Kişilik kavramının bireyin kendine özgü olan ve başkalarından ayırt ettiren uyum özelliklerini içerdiğini belirten Dr. Tarkan Amuk, "Bu özellikler bireyin bilinçsel değerlendirmelerine dayanarak iç ve dış dünyaya uyum için geliştirmiş olduğu duyuş, düşünüş ve davranış örüntülerini içerir. Bu örüntüler, belli durumlarda belli duygusal tepki gösterebilme yetileri, engellenme ve çatışmalar karşısında yerleşmiş baş etme biçimleri ve savunma düzenekleridir" şeklinde konuştu.

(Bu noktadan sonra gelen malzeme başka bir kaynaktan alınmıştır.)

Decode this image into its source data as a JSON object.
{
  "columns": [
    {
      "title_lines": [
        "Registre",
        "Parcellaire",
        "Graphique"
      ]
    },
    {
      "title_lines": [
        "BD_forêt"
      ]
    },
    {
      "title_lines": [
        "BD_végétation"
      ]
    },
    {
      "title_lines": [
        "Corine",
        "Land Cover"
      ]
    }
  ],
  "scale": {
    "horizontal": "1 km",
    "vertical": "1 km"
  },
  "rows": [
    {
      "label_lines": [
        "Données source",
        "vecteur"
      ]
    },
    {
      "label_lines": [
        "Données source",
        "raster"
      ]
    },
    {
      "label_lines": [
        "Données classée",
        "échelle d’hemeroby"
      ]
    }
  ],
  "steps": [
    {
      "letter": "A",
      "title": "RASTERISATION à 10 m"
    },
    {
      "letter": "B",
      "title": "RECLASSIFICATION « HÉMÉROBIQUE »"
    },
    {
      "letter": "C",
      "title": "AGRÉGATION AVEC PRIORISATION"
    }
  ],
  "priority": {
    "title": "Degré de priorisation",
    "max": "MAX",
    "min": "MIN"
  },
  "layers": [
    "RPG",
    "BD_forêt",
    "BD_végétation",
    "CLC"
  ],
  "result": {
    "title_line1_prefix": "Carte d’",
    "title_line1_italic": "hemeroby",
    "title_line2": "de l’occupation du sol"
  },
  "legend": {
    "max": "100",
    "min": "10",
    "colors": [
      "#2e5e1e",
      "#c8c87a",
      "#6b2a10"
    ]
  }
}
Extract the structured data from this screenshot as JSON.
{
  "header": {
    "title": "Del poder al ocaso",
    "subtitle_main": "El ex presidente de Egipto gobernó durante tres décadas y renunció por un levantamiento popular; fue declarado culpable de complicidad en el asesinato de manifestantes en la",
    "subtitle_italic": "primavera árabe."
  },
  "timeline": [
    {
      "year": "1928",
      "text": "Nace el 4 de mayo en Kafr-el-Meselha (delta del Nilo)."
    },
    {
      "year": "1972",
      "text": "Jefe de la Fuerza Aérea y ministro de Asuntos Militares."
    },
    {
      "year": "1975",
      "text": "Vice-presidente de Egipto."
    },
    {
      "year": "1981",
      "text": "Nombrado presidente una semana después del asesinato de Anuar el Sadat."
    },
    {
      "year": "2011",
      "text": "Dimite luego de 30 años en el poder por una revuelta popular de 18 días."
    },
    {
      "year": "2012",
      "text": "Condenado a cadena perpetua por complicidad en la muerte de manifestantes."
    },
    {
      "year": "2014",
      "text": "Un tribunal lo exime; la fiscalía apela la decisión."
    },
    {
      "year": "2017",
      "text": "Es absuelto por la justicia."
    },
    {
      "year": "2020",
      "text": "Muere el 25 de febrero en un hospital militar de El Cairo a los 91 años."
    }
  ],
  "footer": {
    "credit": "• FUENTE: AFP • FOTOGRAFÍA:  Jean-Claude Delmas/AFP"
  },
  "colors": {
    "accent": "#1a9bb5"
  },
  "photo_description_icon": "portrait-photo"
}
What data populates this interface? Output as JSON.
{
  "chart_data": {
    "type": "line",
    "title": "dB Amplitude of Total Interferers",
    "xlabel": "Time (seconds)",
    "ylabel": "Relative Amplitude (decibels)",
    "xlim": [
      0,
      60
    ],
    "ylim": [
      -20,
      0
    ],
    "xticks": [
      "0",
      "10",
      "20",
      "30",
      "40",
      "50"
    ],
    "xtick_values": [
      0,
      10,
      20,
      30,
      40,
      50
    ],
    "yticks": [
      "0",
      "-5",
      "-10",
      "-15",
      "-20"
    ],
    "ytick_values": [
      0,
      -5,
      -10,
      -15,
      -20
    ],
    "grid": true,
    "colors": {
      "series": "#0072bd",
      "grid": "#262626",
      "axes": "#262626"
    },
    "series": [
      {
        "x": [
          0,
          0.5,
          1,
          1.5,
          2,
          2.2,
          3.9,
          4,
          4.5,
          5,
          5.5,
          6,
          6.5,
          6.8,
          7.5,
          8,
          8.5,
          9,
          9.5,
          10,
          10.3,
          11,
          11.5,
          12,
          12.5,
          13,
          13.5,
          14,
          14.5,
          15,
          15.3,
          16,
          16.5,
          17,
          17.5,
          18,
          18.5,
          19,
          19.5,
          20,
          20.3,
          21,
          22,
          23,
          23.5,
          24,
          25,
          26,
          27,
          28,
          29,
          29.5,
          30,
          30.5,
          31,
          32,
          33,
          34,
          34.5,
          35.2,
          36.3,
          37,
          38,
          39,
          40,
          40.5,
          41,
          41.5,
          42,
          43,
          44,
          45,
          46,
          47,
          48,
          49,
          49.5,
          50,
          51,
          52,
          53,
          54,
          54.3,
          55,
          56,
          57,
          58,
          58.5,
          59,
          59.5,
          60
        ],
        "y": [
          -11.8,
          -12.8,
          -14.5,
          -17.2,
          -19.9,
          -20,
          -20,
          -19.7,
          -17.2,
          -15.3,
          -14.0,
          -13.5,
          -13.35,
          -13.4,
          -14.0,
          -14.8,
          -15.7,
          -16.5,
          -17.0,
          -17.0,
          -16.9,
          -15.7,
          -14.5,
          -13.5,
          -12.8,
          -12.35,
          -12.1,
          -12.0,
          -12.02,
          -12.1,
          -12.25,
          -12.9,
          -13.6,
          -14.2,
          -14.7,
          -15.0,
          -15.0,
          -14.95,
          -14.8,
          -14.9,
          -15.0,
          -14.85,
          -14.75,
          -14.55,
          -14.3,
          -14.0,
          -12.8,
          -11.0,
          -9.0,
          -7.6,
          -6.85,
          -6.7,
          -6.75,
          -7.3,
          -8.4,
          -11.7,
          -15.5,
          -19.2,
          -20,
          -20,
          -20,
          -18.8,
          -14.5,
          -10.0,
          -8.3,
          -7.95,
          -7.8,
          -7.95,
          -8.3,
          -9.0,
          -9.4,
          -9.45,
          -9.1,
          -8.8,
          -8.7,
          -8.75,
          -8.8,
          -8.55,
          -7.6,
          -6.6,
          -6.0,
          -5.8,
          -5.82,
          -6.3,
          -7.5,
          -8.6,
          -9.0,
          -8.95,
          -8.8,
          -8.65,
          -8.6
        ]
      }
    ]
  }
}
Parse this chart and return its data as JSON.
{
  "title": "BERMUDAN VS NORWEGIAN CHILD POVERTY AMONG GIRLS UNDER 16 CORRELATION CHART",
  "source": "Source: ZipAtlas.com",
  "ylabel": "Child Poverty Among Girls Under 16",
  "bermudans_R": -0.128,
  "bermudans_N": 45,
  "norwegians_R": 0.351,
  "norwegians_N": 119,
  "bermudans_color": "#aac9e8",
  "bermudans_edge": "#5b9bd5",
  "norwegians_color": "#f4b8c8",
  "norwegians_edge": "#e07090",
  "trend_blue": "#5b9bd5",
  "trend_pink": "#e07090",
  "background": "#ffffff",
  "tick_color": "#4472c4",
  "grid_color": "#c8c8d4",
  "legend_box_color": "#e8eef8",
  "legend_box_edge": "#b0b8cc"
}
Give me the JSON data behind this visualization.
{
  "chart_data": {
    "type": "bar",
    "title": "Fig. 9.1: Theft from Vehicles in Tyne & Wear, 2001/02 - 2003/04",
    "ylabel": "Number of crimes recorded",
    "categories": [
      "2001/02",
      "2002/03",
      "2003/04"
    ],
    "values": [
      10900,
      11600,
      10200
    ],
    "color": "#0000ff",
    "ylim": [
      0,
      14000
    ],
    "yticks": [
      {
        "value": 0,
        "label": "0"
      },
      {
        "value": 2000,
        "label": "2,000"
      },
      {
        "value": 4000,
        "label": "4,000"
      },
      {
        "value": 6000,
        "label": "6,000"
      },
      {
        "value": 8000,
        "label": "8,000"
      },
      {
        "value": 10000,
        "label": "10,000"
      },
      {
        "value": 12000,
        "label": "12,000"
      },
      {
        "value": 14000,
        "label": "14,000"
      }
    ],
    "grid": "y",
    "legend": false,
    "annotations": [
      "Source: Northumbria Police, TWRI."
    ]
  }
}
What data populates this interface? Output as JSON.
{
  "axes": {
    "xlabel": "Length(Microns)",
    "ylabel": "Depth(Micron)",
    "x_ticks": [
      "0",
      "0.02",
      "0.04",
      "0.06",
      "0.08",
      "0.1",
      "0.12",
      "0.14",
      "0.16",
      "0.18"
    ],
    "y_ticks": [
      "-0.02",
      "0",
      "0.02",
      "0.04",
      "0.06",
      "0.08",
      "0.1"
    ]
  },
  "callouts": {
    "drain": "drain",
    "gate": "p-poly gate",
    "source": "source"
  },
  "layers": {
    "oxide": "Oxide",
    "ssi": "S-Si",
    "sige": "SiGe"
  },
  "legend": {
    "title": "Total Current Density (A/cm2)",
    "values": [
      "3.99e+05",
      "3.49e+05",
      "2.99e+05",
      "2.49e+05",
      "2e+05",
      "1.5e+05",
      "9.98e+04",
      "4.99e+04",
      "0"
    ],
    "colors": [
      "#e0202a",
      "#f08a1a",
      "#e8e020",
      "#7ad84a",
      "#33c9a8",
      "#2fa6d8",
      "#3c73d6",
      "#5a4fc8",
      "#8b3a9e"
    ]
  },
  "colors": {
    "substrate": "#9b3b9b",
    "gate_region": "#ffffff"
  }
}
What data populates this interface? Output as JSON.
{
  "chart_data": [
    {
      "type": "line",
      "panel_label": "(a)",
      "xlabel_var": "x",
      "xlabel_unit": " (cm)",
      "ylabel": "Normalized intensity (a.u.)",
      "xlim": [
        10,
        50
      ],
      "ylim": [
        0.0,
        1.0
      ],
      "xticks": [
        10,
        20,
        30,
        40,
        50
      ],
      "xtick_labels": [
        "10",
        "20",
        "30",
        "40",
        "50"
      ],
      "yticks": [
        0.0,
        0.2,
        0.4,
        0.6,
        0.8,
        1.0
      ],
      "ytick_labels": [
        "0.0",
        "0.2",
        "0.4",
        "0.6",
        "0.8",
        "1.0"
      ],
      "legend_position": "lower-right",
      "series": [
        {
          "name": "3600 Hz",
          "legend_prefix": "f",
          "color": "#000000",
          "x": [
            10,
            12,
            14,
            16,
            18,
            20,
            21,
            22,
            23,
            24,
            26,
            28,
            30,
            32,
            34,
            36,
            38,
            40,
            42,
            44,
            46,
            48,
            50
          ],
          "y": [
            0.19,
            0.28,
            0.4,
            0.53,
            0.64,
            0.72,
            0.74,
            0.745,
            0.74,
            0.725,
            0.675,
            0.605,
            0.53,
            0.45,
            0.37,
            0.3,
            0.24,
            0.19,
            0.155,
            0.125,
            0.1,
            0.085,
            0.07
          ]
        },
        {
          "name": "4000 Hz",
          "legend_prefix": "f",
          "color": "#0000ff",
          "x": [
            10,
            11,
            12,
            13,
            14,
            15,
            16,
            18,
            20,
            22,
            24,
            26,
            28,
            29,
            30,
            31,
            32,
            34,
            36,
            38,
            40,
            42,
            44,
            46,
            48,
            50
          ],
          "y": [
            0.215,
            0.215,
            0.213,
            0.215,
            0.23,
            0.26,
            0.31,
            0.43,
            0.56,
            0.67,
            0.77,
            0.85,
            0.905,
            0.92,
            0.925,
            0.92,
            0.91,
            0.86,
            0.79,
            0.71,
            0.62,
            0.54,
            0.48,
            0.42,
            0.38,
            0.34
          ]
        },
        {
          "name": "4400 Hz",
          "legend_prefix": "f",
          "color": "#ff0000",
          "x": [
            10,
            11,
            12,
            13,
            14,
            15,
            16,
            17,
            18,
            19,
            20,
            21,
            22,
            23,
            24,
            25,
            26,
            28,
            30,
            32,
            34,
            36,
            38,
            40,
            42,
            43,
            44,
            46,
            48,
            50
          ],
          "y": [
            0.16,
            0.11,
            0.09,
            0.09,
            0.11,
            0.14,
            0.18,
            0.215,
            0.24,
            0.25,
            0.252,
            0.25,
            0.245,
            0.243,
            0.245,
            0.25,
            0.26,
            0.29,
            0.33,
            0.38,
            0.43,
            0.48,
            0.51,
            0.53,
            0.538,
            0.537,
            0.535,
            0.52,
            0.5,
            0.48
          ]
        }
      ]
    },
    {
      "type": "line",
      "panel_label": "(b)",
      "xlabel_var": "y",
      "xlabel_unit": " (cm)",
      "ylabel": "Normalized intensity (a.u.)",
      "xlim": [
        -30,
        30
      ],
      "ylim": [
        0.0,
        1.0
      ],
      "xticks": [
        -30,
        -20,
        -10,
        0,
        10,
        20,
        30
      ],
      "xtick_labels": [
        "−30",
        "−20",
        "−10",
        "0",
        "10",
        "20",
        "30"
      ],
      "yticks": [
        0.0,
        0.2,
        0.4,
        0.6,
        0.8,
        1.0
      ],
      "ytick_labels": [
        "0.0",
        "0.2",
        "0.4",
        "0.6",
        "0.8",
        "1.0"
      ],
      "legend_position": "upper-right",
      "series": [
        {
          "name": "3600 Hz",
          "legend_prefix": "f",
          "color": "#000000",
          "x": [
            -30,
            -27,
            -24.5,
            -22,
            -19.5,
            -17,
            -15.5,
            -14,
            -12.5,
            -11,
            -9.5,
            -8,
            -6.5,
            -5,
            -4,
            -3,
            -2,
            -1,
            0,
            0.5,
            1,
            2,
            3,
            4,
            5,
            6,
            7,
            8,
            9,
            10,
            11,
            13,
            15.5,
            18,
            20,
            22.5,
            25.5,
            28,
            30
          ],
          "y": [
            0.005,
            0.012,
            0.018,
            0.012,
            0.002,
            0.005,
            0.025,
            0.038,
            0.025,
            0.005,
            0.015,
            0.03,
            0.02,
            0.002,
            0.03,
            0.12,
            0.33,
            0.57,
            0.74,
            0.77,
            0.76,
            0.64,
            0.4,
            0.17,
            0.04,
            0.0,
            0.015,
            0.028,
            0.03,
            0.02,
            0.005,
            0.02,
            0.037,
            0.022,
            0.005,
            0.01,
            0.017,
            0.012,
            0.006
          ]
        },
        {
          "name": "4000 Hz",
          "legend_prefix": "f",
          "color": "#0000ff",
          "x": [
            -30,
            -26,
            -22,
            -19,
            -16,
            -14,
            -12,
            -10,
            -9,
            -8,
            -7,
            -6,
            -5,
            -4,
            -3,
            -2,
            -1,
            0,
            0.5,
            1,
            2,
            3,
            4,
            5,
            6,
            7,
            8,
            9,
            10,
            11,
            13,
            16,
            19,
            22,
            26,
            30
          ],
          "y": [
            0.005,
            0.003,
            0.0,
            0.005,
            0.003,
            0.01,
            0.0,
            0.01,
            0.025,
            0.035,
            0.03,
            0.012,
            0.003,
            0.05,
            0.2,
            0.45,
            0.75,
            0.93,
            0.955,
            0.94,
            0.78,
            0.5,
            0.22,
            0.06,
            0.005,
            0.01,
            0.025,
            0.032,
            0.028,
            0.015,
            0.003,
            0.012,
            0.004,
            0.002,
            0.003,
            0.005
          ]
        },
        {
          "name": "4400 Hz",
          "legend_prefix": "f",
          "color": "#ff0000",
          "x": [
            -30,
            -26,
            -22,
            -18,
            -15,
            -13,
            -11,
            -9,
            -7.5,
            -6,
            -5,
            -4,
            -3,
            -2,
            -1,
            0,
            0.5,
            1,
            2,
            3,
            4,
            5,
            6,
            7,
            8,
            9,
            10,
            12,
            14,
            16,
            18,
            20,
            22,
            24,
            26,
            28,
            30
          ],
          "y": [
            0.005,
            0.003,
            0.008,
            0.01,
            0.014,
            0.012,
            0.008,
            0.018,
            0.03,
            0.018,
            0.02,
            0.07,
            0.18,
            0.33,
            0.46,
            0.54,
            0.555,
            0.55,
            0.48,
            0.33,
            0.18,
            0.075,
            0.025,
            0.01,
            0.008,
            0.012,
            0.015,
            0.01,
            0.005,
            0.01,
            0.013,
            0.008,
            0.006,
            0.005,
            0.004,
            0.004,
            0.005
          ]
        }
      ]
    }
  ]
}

Antisosyal kişilik bozukluğu belirtileri hakkında bilgiler veren Dr. Amuk, "Tutuklanmasına neden olan davranışları tekrar tekrar yaparak yasaları çiğnerler; yani yasaları tanımazlar, yasalar bana uysun derler. Yalan söylemek, başkalarını aldatmak, dürtüsel davranmak, sinir, öfke saldırganlık ile sürekli kavgalara karışırlar. Kendisinin ve başkasının güvenliğini göz ardı eden davranışlar sergilerler, iyi iş ilişkileri geliştiremezler. Başkasına saygısızlık yapmak, asla suçluluk hissetmemek belirtiler arasındadır. Kişi, en az 15 yaşından beri bu belirtilerden 3 tanesini gösteriyorsa 18 yaşından itibaren tanı konabilir" diye konuştu.
Toplumda yüzde 3 oranında bu bozukluğun görüldüğünü belirten Dr. Tarkan Amuk, "Erkeklerde kadınlara oranla 3 kat fazla görülür. Psikoaktif madde bağımlılığı olanların yüzde 18-40’ında ASKB görülür. Dikkat eksikliği hiperaktivite bozukluğu (DEHB) olan yetişkinlerin yüzde 12-27 de ASKB görülür. Yetişkinlerde DEHB görülme oranı yüzde 4’dür. Çocuklarda yüzde 5, dürtüsel hiper aktivitesi olanlarda daha çok görülür. Ayrıca cezaevlerindeki erkek mahkûmların yüzde 50-80’nin ASKB olduğu bildirilmiştir. Nedenleri arasında kalıtım ve yapısal nedenler olarak ikiye ayrılmaktadır. Kalıtımsal olarak; ebeveynleri alkol, madde bağımlısı ve ASKB olan çocuklar yer almaktadır. Yapısal nedenler arasında ise merkezi sinir sistemini etkileyen beyin disfonksiyonuna neden olan durumlar bulunmaktadır. Çocuklukta fiziksel, cinsel, duygusal istismara maruz kalan çocuklar risk altındadır. Ayrıca çocuklukta ihmal ve terk etmeye maruz kalma, parçalanmış aile çocukları, çelişkili değer yargıları olan aileler, çok ağır baskılar, cezalandırma tutumları olan aileler, çocuklukta yalan söyleyen, evden kaçan, hırsızlık yapan ve kavgacı çocuklar ile ağır sosyal ve ekonomik sorunları olan toplum kesimleri çevresel faktörler arasında yer almaktadır" diye aktardı.
Hastaların genellikle kendiliğinden hekime tedavi için gelmediklerini belirten Uzm. Dr. Amuk, şöyle devam etti:
"Hastalar genelde adli vaka olarak gelirler ve tedaviyi kabul etmezler. Beraberinde diğer psikiyatrik bozukluklar varsa onlara uygun tedavi verilir. Bu bozukluğu olan insanlar tarafından işlenen suçların kurbanları tarafından çekilen acılar kadar açık olan bir şey var ki o da toplumda büyük infial oluşturan olayların sebebi olurlar."